🤖 AI Summary
Quantified Boolean Formula (QBF) evaluation is PSPACE-complete and lacks a general fixed-parameter tractable (FPT) theory. This work introduces a novel parameter, clause-cover backdoor (CC), which measures the minimum number of clauses containing variables that must be removed to reduce the formula to a tractable class. Leveraging this parameter, the paper establishes an almost complete parameterized complexity classification across three base classes: Horn, 2-CNF, and linear equations. The Horn case is shown to be W[1]-hard, whereas both 2-CNF and linear equation cases admit FPT algorithms. Methodologically, the approach integrates propositional propagation with Gaussian elimination, transcending conventional QBF solving frameworks and offering a new theoretical foundation for the parameterized complexity of QBF.
📝 Abstract
Determining the validity of a quantified Boolean formula (QBF) is a PSPACE-complete problem with rich expressive power.
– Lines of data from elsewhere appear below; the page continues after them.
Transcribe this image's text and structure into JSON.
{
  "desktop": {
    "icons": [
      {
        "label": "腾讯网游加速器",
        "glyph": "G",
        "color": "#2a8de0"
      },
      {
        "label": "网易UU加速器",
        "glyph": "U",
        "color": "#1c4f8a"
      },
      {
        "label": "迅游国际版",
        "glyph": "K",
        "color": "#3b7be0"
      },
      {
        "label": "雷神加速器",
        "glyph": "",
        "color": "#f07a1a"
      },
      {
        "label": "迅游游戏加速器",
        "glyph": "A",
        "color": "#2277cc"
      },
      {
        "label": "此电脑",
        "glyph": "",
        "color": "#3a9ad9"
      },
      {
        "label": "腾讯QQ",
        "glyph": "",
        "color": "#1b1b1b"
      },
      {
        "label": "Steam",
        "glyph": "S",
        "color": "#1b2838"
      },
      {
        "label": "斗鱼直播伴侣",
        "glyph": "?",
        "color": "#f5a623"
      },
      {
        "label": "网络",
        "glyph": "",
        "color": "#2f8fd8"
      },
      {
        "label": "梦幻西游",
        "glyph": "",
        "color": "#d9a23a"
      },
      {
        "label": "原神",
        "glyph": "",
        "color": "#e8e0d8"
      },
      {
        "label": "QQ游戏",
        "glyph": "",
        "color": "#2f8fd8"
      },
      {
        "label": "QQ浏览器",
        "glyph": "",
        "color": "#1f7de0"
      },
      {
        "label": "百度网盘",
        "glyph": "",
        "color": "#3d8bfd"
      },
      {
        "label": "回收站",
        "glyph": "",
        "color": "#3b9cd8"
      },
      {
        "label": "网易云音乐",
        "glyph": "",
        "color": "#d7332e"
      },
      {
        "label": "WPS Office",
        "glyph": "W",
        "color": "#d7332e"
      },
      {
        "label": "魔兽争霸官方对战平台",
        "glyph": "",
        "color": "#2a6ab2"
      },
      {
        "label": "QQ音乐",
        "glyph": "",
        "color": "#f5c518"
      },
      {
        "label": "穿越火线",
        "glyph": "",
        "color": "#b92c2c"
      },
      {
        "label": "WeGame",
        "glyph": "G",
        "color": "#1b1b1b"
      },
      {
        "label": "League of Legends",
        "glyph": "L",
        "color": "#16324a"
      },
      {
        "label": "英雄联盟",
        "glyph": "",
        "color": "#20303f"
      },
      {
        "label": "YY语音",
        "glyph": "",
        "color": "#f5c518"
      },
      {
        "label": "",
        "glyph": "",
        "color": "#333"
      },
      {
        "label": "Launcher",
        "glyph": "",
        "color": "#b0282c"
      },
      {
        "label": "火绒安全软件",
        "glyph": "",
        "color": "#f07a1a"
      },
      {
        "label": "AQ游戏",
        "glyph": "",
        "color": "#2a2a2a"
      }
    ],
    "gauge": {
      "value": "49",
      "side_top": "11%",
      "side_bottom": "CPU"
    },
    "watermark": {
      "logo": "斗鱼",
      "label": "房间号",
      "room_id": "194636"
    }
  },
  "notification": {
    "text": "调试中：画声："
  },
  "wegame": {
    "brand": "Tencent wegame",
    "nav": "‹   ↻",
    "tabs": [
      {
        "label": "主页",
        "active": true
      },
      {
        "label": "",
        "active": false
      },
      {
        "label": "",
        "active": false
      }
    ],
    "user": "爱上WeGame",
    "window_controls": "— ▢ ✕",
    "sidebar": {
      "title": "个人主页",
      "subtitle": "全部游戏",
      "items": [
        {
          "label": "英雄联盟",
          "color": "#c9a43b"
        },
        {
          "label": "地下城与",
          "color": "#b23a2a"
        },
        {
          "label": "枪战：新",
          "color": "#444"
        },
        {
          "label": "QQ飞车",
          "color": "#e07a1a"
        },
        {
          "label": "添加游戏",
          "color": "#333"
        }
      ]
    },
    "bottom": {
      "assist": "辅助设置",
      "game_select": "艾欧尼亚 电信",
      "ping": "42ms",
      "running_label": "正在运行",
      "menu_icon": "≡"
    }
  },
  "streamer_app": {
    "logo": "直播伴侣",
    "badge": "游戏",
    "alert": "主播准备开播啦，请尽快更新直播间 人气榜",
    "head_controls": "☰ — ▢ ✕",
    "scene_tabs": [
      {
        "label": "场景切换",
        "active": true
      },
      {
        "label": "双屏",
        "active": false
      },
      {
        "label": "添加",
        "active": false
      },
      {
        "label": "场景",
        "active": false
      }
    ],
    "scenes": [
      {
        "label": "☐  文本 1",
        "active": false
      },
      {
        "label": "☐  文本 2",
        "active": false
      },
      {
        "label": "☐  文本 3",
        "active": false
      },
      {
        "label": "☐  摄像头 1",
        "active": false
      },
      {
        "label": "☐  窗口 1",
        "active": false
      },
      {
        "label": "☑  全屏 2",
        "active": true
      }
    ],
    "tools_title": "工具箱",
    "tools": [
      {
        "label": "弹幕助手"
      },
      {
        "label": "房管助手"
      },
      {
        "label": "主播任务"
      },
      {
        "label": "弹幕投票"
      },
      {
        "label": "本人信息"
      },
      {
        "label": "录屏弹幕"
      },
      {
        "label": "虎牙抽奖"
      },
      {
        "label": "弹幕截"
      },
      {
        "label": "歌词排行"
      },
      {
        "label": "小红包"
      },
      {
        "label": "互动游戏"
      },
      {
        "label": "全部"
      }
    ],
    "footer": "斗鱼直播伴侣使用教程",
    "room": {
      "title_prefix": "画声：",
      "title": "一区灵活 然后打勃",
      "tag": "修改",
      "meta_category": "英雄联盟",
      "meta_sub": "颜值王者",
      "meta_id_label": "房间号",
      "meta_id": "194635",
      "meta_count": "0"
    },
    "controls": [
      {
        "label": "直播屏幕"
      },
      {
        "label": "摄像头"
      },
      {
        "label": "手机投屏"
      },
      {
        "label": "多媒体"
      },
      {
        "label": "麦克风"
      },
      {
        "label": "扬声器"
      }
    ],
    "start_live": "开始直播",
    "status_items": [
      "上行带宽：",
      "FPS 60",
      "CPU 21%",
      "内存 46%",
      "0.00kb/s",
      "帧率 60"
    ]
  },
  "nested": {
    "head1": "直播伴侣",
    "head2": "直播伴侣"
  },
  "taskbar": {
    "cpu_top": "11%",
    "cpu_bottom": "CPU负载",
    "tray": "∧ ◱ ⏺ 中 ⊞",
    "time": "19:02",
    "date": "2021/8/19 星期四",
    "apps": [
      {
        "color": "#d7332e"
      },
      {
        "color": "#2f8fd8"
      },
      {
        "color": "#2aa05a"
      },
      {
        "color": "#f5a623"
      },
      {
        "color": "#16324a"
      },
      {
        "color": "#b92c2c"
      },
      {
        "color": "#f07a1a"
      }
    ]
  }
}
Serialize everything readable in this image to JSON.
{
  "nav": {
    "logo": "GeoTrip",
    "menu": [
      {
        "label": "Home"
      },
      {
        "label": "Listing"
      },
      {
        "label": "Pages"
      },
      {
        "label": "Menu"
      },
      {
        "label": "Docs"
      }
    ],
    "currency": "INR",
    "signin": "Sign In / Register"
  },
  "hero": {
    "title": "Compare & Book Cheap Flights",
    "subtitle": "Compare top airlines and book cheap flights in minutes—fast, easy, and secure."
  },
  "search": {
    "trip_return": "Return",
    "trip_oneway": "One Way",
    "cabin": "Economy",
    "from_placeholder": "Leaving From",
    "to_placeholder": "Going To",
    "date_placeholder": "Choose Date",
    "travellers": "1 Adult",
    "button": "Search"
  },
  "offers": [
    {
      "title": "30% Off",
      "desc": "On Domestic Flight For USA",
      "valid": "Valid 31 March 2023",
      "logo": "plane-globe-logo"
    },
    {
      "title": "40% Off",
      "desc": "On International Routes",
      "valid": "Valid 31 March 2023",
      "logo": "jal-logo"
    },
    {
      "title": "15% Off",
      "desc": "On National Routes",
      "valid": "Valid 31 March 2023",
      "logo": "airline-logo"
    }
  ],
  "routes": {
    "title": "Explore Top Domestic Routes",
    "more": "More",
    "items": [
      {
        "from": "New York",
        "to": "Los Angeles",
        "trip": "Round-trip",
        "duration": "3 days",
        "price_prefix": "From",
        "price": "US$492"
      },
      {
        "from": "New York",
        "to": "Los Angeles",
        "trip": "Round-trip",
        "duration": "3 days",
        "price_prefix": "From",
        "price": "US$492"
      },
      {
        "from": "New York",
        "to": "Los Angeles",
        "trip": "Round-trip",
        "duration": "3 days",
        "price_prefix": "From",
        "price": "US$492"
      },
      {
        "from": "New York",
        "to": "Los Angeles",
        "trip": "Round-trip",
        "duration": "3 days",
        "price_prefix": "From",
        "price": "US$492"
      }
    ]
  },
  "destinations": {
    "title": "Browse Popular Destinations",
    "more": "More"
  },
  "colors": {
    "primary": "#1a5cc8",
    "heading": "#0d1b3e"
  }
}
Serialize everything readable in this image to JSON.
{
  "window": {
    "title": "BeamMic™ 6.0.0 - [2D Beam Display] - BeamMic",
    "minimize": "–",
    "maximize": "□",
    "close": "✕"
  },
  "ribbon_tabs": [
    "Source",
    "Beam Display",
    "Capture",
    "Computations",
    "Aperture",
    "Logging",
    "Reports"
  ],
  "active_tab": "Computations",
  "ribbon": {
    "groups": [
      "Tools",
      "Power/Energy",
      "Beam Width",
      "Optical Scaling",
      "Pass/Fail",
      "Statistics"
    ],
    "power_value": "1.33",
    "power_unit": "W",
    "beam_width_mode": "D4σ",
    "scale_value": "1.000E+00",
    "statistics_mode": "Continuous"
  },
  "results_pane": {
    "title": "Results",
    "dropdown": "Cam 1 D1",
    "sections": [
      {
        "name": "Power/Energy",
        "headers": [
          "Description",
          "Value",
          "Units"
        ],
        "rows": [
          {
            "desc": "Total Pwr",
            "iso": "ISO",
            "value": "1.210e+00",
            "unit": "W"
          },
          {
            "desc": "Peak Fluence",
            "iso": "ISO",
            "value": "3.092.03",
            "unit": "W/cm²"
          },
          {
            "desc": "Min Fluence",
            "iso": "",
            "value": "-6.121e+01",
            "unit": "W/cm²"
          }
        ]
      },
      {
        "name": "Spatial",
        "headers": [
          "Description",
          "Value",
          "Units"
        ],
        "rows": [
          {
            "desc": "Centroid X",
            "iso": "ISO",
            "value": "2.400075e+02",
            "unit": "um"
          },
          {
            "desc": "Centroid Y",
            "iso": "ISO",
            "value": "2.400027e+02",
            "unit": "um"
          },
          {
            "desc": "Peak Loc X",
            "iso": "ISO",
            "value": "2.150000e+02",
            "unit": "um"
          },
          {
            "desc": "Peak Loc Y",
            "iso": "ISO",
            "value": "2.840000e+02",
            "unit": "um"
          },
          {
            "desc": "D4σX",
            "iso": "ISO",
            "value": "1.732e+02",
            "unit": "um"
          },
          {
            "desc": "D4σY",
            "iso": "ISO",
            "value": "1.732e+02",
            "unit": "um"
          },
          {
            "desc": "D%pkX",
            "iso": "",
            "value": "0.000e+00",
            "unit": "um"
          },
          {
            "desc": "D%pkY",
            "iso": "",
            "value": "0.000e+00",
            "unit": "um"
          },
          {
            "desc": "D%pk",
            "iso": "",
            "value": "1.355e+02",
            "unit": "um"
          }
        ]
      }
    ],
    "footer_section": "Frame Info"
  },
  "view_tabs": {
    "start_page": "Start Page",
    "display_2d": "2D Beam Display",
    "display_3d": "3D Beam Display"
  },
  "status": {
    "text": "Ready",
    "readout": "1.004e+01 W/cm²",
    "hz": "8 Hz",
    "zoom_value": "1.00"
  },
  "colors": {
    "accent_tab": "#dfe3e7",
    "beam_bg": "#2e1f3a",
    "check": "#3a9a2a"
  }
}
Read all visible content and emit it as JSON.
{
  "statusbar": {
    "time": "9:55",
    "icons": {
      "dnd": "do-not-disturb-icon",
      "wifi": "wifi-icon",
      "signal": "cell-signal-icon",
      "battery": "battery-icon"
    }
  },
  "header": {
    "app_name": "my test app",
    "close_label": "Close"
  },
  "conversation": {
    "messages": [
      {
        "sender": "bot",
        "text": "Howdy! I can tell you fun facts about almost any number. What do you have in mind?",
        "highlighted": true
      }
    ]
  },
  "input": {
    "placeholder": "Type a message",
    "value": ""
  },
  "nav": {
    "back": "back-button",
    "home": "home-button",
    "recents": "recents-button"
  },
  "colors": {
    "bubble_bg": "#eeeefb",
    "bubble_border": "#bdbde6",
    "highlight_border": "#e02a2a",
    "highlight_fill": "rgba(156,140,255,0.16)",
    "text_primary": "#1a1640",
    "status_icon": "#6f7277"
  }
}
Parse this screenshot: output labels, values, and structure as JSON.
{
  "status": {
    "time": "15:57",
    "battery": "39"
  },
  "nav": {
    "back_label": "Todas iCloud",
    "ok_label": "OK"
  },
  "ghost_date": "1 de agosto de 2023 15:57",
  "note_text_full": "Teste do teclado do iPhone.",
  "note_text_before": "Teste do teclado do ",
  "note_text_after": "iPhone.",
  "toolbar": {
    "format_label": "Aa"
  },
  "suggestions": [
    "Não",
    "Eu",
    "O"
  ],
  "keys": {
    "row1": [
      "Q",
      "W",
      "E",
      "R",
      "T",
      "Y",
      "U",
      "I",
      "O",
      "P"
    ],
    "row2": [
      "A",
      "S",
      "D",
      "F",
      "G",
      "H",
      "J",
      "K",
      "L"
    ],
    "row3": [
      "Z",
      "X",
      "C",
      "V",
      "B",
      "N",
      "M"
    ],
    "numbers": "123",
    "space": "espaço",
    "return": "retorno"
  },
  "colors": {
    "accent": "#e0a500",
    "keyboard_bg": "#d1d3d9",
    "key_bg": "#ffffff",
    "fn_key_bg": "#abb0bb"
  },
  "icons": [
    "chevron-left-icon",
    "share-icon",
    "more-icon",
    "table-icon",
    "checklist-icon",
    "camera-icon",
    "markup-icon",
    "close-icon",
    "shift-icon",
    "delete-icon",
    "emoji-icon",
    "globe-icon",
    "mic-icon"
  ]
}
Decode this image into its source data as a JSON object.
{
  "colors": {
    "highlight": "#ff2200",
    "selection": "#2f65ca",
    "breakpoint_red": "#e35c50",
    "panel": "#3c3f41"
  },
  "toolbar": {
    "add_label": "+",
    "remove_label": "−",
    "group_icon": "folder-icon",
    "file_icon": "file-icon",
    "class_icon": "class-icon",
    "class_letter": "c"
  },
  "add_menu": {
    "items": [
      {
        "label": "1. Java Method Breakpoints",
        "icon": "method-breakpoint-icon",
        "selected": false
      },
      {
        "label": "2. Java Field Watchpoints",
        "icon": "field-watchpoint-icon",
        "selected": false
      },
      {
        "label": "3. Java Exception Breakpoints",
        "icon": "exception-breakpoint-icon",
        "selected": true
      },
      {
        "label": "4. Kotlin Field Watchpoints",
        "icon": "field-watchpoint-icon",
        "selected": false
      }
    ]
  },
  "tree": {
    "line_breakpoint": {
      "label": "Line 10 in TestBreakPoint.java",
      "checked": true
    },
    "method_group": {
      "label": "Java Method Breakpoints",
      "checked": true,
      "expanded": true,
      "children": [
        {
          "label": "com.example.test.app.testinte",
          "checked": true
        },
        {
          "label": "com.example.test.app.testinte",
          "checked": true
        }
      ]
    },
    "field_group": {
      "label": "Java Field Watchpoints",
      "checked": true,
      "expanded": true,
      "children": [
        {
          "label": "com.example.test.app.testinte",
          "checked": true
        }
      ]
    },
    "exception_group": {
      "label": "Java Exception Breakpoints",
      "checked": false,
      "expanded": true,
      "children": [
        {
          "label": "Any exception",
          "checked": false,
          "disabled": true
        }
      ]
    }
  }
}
Despite interest in efficient solvers, there is, compared to problems in NP, a lack of positive theoretical results, and in the parameterized complexity setting one often has to restrict the quantifier prefix (e.g., bounding alternations) to obtain fixed parameter tractability (FPT). We propose a new parameter: the number of variables in clauses that has to be removed before reaching a tractable class (a clause covering (CC) backdoor). We are then interested in solving QBF in FPT time given a CC-backdoor of size $k$. We consider the three classical, tractable cases of QBF as base classes: Horn, 2-CNF, and linear equations. We establish W[1]-hardness for Horn but prove FPT for the others, and prove that in a precise, algebraic sense, we are only missing one important case for a full dichotomy. Our algorithms are non-trivial and depend on propagation, and Gaussian elimination, respectively, and are comparably unexplored for QBF.